The Centre is redeveloping the Central Vista to construct a new common central secretariat, the new Parliament House, Central Conference Centre, residences of the vice-president and the Prime Minister. While the new Parliament is likely to be ready by next year, the rest of the project will be completed by 2024.

There are 1,208 protected monuments in the city wherein any change in structure or renovation has to be approved by the Heritage Conservation Committee. Experts have called for similar regulations for modern heritage buildings. “There is an urgent need to have norms to identify and protect modern heritage,” said AGK Menon, an urban designer who was involved in preparing the INTACH’s list. “Several buildings constructed post-1947 are of great significance. Udyog Bhawan...for example, represents what we were capable of building immediately after Independence.”

Urban designer Abhimanyu Dalal, who also a DUAC member, says efforts have been made globally to protect modern heritage. “These buildings are cultural markers in time, and there is a need to have regulatory mechanisms to protect them. Cities such as Paris, New York, and Chicago have rules to protect modern heritage. Any redevelopment or change in these buildings should be as per some rules.”
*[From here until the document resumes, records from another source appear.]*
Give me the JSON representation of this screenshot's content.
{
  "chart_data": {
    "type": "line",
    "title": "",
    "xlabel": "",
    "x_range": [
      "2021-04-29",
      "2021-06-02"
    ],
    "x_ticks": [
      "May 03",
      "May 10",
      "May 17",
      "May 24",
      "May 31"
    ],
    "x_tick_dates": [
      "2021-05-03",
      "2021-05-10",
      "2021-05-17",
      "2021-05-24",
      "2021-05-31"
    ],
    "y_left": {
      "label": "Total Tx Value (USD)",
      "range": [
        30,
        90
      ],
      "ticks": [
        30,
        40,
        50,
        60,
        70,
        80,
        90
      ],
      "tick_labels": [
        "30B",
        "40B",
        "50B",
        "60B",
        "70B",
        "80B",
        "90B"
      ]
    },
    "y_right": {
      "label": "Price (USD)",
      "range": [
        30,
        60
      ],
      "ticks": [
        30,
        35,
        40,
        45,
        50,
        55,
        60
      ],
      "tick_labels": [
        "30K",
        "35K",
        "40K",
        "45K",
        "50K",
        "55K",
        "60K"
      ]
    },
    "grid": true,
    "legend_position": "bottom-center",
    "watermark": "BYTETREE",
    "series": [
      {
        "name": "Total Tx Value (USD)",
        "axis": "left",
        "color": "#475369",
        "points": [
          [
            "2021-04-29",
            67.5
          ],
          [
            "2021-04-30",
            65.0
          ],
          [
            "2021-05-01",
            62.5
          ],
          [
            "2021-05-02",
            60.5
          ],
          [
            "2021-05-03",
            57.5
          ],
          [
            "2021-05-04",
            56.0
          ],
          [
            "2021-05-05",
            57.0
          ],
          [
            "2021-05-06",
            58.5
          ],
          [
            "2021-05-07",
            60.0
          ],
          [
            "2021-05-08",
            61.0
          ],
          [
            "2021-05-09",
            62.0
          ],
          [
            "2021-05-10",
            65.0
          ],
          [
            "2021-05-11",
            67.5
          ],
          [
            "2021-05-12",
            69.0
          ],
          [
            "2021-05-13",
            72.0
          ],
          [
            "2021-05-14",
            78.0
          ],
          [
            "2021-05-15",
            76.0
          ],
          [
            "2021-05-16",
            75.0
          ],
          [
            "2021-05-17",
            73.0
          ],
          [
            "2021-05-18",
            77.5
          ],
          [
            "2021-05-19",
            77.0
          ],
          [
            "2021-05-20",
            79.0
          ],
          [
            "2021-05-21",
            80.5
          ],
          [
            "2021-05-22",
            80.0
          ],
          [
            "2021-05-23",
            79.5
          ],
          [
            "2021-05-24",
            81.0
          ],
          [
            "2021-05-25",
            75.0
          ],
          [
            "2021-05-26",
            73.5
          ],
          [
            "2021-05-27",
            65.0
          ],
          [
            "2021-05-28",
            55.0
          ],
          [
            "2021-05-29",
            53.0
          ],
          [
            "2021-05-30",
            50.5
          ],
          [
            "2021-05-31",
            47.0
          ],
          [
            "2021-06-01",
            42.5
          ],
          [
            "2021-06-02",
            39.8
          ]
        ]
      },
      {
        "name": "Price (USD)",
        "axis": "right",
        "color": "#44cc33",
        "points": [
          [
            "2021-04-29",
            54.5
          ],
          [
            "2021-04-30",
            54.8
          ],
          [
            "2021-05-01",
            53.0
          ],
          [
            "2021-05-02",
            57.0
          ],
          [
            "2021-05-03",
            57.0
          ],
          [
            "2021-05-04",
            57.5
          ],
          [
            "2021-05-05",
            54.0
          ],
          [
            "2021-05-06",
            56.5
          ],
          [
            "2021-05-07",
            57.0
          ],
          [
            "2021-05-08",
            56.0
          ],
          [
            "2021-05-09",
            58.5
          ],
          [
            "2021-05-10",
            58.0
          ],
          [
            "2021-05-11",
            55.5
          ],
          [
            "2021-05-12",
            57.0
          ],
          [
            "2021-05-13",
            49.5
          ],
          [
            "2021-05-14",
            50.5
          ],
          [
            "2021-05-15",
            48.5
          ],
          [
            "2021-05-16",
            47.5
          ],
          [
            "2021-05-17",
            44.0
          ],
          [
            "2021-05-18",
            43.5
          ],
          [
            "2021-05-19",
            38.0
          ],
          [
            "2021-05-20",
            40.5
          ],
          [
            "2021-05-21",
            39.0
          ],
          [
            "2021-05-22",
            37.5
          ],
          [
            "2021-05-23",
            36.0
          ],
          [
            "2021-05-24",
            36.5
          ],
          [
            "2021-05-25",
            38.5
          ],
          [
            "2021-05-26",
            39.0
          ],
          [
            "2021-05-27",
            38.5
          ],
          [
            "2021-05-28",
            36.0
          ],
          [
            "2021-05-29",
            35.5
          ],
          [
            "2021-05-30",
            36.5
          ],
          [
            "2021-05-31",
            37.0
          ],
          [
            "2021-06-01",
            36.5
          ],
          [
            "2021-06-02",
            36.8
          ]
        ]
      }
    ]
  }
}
With several set to be razed as part of the Central Vista project, Ravindran called for the need to protect buildings such as Krishi Bhawan and Udyog Bhawan. “They might not be architectural masterpieces, but certainly have heritage value, representing... adaptation of Indo-Saracenic style.”

Raj Rewal, the architect of the Hall of Nations, called for an independent committee comprising eminent architects, conservationists, architectural historians, art and architecture critics to protect the post-Independence heritage.